Jean-Marie Rouart est directeur du Figaro littéraire à moitié ressuscité, il est critique lui-même et il est membre du jury d’un prix, en l’occurrence l’Interallié. Le public sait-il bien qu’un homme dans une telle position est assuré de ne rencontrer partout, dans la presse écrite ou parlée, pour ses ouvrages, que des louanges ? François Nourissier qui l’encense, outre qu’il appartient à la même maison d’édition et au même empire journalistique, a des titres tout à fait analogues. L’éloge dithyrambique tourne de la sorte entre une vingtaine de personnes, écrivains et journalistes à la fois, pour la plupart, qui se voient constamment, se détestent éventuellement, mais se garderaient bien d’en témoigner dans leurs articles, crainte d’enrayer l’harmonieuse circulation de la rhubarbe et du séné, ou, si l’on préfère, les mécanismes onctueux de l’ascenseur.

Ainsi s’est constituée en France une sorte de littérature officielle, la seule visible à la petite semaine, qui n’a pas grand-chose à envier aux plus belles réussites en la matière des Etats totalitaires.
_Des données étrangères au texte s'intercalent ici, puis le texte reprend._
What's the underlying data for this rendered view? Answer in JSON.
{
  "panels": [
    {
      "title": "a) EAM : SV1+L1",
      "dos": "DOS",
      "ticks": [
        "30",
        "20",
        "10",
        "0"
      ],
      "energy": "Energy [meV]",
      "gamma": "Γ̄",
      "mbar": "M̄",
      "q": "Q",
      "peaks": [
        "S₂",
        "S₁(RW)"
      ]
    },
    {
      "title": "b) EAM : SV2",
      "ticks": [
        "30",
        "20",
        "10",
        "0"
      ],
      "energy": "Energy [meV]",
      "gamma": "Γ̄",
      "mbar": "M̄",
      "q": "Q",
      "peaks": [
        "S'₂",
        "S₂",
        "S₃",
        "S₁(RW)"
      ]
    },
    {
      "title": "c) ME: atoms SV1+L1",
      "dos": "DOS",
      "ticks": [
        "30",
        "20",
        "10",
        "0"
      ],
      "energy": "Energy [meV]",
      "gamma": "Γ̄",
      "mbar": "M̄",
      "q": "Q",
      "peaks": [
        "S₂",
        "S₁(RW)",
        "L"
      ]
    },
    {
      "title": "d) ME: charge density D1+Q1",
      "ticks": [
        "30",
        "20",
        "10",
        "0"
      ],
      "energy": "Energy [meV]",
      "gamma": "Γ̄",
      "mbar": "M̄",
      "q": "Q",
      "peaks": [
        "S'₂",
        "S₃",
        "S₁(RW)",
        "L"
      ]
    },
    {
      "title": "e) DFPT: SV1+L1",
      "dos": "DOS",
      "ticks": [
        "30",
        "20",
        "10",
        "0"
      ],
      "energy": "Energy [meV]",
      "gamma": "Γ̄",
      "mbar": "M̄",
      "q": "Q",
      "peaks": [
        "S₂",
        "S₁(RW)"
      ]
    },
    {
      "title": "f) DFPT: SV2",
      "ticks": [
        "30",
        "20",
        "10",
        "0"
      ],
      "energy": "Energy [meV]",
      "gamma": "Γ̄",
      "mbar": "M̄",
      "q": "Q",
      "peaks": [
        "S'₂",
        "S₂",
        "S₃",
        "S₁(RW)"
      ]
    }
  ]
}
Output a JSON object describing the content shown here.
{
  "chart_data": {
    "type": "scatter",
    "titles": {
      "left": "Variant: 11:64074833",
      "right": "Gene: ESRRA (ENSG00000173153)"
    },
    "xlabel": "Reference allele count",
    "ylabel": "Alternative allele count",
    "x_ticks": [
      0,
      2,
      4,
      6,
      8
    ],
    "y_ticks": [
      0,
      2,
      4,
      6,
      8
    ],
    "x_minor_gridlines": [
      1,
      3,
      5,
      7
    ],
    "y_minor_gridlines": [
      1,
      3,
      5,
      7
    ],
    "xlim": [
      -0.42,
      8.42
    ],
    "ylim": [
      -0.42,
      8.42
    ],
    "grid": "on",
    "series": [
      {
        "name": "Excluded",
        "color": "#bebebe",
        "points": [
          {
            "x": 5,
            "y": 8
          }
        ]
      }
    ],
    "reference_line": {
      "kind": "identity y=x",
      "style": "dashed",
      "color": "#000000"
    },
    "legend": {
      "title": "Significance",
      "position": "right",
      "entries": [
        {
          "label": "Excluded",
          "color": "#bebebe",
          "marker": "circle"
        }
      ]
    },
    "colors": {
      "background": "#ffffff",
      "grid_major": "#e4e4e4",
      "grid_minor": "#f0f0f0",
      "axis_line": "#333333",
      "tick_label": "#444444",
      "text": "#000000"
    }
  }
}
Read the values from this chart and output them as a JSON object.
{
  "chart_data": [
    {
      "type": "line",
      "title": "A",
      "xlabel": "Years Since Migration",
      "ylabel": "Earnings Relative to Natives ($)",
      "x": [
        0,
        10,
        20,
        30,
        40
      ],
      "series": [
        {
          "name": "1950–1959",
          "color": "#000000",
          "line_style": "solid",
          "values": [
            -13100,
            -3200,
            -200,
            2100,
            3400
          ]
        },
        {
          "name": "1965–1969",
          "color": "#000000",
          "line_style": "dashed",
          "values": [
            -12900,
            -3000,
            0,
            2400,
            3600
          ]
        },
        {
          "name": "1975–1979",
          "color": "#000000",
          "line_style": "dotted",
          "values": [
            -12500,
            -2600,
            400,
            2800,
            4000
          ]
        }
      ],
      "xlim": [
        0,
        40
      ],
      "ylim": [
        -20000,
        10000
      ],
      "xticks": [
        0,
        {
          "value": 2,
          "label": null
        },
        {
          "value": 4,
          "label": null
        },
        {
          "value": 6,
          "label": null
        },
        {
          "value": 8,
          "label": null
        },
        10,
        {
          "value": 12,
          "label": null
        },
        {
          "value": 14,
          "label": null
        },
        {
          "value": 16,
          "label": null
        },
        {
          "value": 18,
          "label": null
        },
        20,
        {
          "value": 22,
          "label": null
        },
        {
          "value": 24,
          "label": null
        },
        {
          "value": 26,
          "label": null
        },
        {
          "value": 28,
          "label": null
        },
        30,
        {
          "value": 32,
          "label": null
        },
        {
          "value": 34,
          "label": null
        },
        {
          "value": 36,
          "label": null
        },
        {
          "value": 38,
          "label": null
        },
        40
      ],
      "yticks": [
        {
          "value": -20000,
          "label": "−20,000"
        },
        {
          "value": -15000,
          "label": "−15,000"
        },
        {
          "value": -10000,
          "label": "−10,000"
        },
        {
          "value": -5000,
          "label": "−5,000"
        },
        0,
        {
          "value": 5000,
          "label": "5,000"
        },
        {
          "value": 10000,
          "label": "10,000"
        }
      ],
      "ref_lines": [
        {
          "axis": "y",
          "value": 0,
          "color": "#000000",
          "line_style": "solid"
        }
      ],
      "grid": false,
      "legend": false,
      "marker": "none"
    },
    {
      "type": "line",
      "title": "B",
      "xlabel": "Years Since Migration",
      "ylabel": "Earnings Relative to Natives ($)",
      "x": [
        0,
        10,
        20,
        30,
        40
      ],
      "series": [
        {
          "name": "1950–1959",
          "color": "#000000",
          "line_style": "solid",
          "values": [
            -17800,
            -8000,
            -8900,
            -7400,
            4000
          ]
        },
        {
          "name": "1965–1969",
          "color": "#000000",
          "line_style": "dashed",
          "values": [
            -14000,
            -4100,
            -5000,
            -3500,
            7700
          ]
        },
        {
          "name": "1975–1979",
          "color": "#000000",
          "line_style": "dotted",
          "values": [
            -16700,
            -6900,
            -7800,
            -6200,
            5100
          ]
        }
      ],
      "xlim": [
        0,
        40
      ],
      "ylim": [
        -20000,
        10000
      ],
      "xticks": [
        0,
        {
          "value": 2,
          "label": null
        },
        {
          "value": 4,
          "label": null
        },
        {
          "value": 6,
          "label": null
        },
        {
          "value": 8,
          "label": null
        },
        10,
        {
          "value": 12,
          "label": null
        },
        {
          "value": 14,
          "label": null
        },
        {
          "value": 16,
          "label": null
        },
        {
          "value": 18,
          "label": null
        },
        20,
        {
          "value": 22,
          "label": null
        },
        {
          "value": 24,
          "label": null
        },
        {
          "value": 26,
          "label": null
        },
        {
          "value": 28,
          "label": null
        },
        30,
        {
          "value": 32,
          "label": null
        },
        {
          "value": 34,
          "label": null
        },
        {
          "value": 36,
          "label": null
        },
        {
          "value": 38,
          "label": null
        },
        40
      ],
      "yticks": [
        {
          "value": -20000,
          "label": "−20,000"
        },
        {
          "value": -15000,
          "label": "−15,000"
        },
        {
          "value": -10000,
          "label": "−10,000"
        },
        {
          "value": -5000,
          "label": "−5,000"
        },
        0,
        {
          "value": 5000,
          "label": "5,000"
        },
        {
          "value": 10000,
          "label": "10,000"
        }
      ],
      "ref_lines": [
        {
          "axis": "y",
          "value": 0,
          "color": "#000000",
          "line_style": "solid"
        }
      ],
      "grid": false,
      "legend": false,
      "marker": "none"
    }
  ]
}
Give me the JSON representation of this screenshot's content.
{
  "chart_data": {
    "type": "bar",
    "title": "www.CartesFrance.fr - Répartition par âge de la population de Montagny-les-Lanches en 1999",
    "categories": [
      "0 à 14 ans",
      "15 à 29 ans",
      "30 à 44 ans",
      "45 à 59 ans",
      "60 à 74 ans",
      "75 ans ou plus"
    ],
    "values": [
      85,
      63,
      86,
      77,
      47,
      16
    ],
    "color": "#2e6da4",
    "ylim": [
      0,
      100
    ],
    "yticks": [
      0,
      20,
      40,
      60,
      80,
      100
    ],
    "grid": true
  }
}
Occupant pour ainsi dire tout l’espace, juge et partie, elle fait un formidable écran entre tout ce qui pourrait bousculer son académisme confortable et rémunérateur et le public virtuel d’un art un peu moins ronronnant. Et ce n’est pas parce que les instruments de son pouvoir, qu’on sache, sont purement médiatiques, et donc économiques, qu’il faut croire que son règne soit beaucoup plus doux qu’une censure nomenklaturesque classique, qui s’affiche pour ce qu’elle est. C’est bien par la terreur que se maintient en place la littérature officielle française. Un écrivain qui la dénonce, comme il arrive de temps en temps, il est admis de longue date que ce ne peut être qu’un malheureux paranoïaque en pleine crise ; il faut bien que ce soit en tout cas un pauvre inconscient suicidaire, car toucher au système, prétendre en exposer la corruption, le cynisme ou les ridicules, c’est s’assurer le goulag d’un rigoureux silence, autrement dit l’inexistence, au moins professionnelle.